Of course, they are much more impressive than normal eyes. Each of those northern 'dots' is around the size of Jupiter alone. And all three regions are blasting the Solar System with particles and plasma.
This is nothing to worry about, even though the Sun seems to have its own feelings on the matter. Coronal holes are normal. The powerful wind they expel can generate geomagnetic storms when the particles collide with Earth's magnetosphere, but they tend to be on the milder side – nowhere near the level of storm we experience from the full frontal blast of a coronal mass ejection.
That's a powerful eruption of particles powered by magnetic reconnection in regions where the solar magnetic field is more powerful than its surrounds.
But the Sun's coronal hole antics may not even produce a small geomagnetic storm this time.
"The next possible fast wind enhancement is from the coronal hole in the south disk," the British Met Office advises. "However this is low confidence and likely to be only a weak interaction due to its southern location, perhaps bringing a further period of elevated winds."

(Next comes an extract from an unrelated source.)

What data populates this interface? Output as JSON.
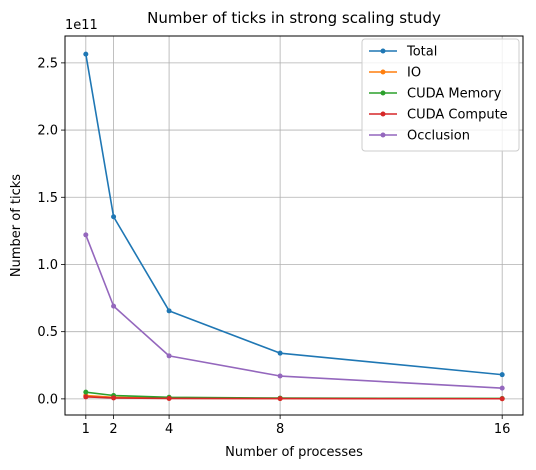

Color of Earth meets the blackness of deep space. Stars above green and red auroras, seen as fixed points due to my homemade orbital sidereal drive. pic.twitter.com/6j4sADNPLb
— Don Pettit (@astro_Pettit) June 3, 2025
Not to worry, though. The Sun is currently going haywire with flare and coronal mass ejection activity – our planet was just wracked by a powerful G4 geomagnetic storm that saw the auroras borealis and australis bathe our skies in a panoply of colors at latitudes that rarely get the experience.